THE STUPIDITY of the general British public never ceases to amaze me. In the forefront of these plebeian poltroons are the idiots who phone 999 for ridiculous reasons.

There’s the priest who called the cops when staff at the WH Smith shop at Manchester Airport wouldn’t let him use their toilet, despite the availability of public conveniences all around. (I suspect he may have been communing with the Bishop of Southwark.)

Then there’s the woman who complained that she couldn’t get through to Strictly Come Dancing to cast her vote, the man who phoned up because staff at a takeaway had put mushrooms on his pizza and, sadly, former Page 3 girl Linda Lusardi – her of the goosebump diddies – who dialled 999 for permission to use the hard shoulder to get to her pantomime in time when stuck in a traffic jam.
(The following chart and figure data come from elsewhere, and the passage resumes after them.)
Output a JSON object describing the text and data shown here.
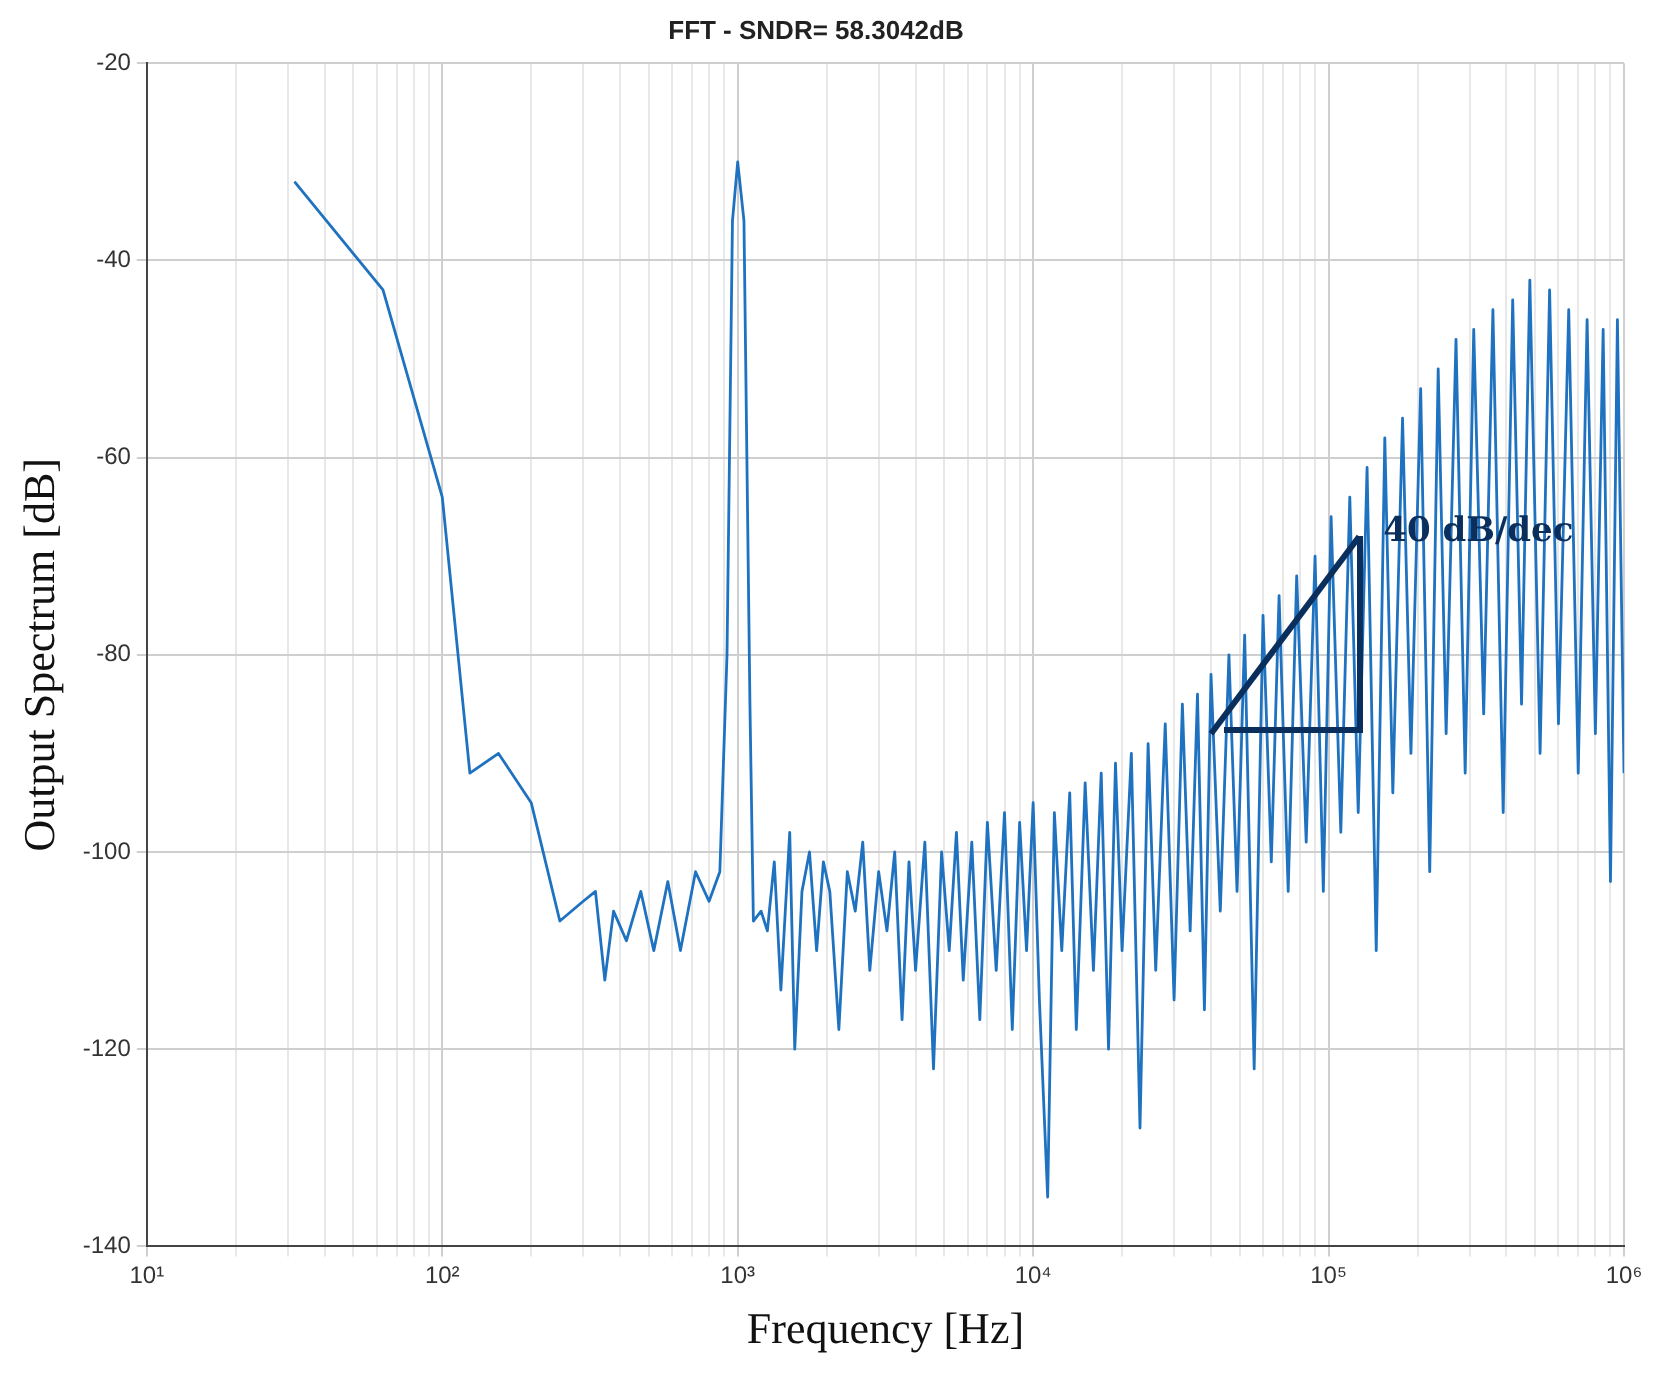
{
  "chart_data": {
    "type": "line",
    "title": "FFT - SNDR= 58.3042dB",
    "xlabel": "Frequency [Hz]",
    "ylabel": "Output Spectrum [dB]",
    "log": "x",
    "grid": true,
    "marker": "none",
    "line_style": "solid",
    "legend": false,
    "annotations": [
      {
        "text": "40 dB/dec",
        "x": 127000,
        "y": -68
      }
    ],
    "xlim": [
      10,
      1000000
    ],
    "ylim": [
      -140,
      -20
    ],
    "xticks": [
      {
        "value": 10,
        "label": "10¹"
      },
      {
        "value": 20,
        "label": null
      },
      {
        "value": 30,
        "label": null
      },
      {
        "value": 40,
        "label": null
      },
      {
        "value": 50,
        "label": null
      },
      {
        "value": 60,
        "label": null
      },
      {
        "value": 70,
        "label": null
      },
      {
        "value": 80,
        "label": null
      },
      {
        "value": 90,
        "label": null
      },
      {
        "value": 100,
        "label": "10²"
      },
      {
        "value": 200,
        "label": null
      },
      {
        "value": 300,
        "label": null
      },
      {
        "value": 400,
        "label": null
      },
      {
        "value": 500,
        "label": null
      },
      {
        "value": 600,
        "label": null
      },
      {
        "value": 700,
        "label": null
      },
      {
        "value": 800,
        "label": null
      },
      {
        "value": 900,
        "label": null
      },
      {
        "value": 1000,
        "label": "10³"
      },
      {
        "value": 2000,
        "label": null
      },
      {
        "value": 3000,
        "label": null
      },
      {
        "value": 4000,
        "label": null
      },
      {
        "value": 5000,
        "label": null
      },
      {
        "value": 6000,
        "label": null
      },
      {
        "value": 7000,
        "label": null
      },
      {
        "value": 8000,
        "label": null
      },
      {
        "value": 9000,
        "label": null
      },
      {
        "value": 10000,
        "label": "10⁴"
      },
      {
        "value": 20000,
        "label": null
      },
      {
        "value": 30000,
        "label": null
      },
      {
        "value": 40000,
        "label": null
      },
      {
        "value": 50000,
        "label": null
      },
      {
        "value": 60000,
        "label": null
      },
      {
        "value": 70000,
        "label": null
      },
      {
        "value": 80000,
        "label": null
      },
      {
        "value": 90000,
        "label": null
      },
      {
        "value": 100000,
        "label": "10⁵"
      },
      {
        "value": 200000,
        "label": null
      },
      {
        "value": 300000,
        "label": null
      },
      {
        "value": 400000,
        "label": null
      },
      {
        "value": 500000,
        "label": null
      },
      {
        "value": 600000,
        "label": null
      },
      {
        "value": 700000,
        "label": null
      },
      {
        "value": 800000,
        "label": null
      },
      {
        "value": 900000,
        "label": null
      },
      {
        "value": 1000000,
        "label": "10⁶"
      }
    ],
    "yticks": [
      -140,
      -120,
      -100,
      -80,
      -60,
      -40,
      -20
    ],
    "series": [
      {
        "type": "line",
        "color": "#0b2f5c",
        "x": [
          40000,
          127000
        ],
        "values": [
          -88,
          -68
        ]
      },
      {
        "color": "#1f72c0",
        "x": [
          31.6,
          63,
          100,
          124,
          155,
          200,
          250,
          300,
          330,
          355,
          380,
          420,
          470,
          520,
          580,
          640,
          720,
          800,
          870,
          920,
          960,
          1000,
          1050,
          1100,
          1130,
          1200,
          1260,
          1330,
          1400,
          1500,
          1560,
          1650,
          1750,
          1850,
          1950,
          2050,
          2200,
          2350,
          2500,
          2650,
          2800,
          3000,
          3200,
          3400,
          3600,
          3800,
          4000,
          4300,
          4600,
          4900,
          5200,
          5500,
          5800,
          6200,
          6600,
          7000,
          7500,
          8000,
          8500,
          9000,
          9500,
          10000,
          10500,
          11200,
          11800,
          12500,
          13300,
          14000,
          15000,
          16000,
          17000,
          18000,
          19000,
          20000,
          21500,
          23000,
          24500,
          26000,
          28000,
          30000,
          32000,
          34000,
          36000,
          38000,
          40000,
          43000,
          46000,
          49000,
          52000,
          56000,
          60000,
          64000,
          68000,
          73000,
          78000,
          84000,
          90000,
          96000,
          102000,
          110000,
          118000,
          126000,
          135000,
          145000,
          155000,
          165000,
          178000,
          190000,
          205000,
          220000,
          235000,
          250000,
          270000,
          290000,
          310000,
          335000,
          360000,
          390000,
          420000,
          450000,
          480000,
          520000,
          560000,
          600000,
          650000,
          700000,
          750000,
          800000,
          850000,
          900000,
          950000,
          1000000
        ],
        "values": [
          -32,
          -43,
          -64,
          -92,
          -90,
          -95,
          -107,
          -105,
          -104,
          -113,
          -106,
          -109,
          -104,
          -110,
          -103,
          -110,
          -102,
          -105,
          -102,
          -80,
          -36,
          -30,
          -36,
          -85,
          -107,
          -106,
          -108,
          -101,
          -114,
          -98,
          -120,
          -104,
          -100,
          -110,
          -101,
          -104,
          -118,
          -102,
          -106,
          -99,
          -112,
          -102,
          -108,
          -100,
          -117,
          -101,
          -112,
          -99,
          -122,
          -100,
          -110,
          -98,
          -113,
          -99,
          -117,
          -97,
          -112,
          -96,
          -118,
          -97,
          -110,
          -95,
          -115,
          -135,
          -96,
          -110,
          -94,
          -118,
          -93,
          -112,
          -92,
          -120,
          -91,
          -110,
          -90,
          -128,
          -89,
          -112,
          -87,
          -115,
          -85,
          -108,
          -84,
          -116,
          -82,
          -106,
          -80,
          -104,
          -78,
          -122,
          -76,
          -101,
          -74,
          -104,
          -72,
          -99,
          -70,
          -104,
          -66,
          -98,
          -64,
          -96,
          -61,
          -110,
          -58,
          -94,
          -56,
          -90,
          -53,
          -102,
          -51,
          -88,
          -48,
          -92,
          -47,
          -86,
          -45,
          -96,
          -44,
          -85,
          -42,
          -90,
          -43,
          -87,
          -45,
          -92,
          -46,
          -88,
          -47,
          -103,
          -46,
          -92
        ]
      }
    ]
  }
}
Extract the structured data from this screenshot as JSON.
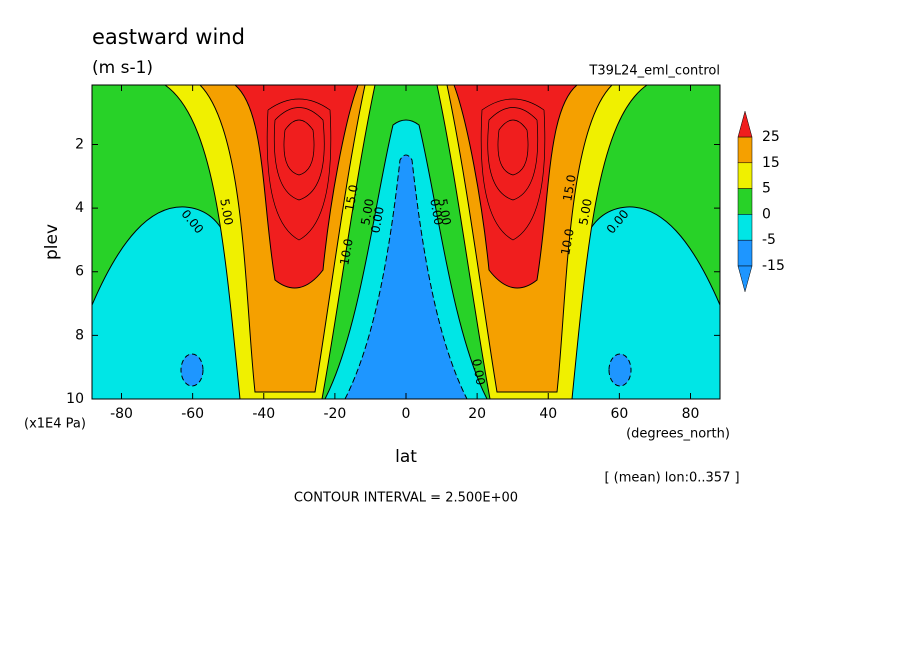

Listen, love, it’s not all about you. We drunks who fall downstairs have 999 needs as well, you know.

NEW YEAR’S EVE was somewhat muted in the Beelzebub household after a stand-up row over Israel’s decision to bomb the Gaza Strip into submission. (Yes, I know, but we’d run out of the usual arguments over Christmas.)

Mrs Beelzebub, an old school Leftie, can’t see beyond solidarity with the poor Arabs. I take the view that if someone was firing 100 rockets a day into my country, the time might well come when I’d like to put a stop to it.

Either way, it wasn’t the most propitious of starts to a new era. The twiglets went uneaten, the champagne went flat. The dogs hid in their bed and the man next door got a right roasting for setting off his Roman Candles after the good lady had taken to her bed.

Ah, well. A Happy New Year to you all.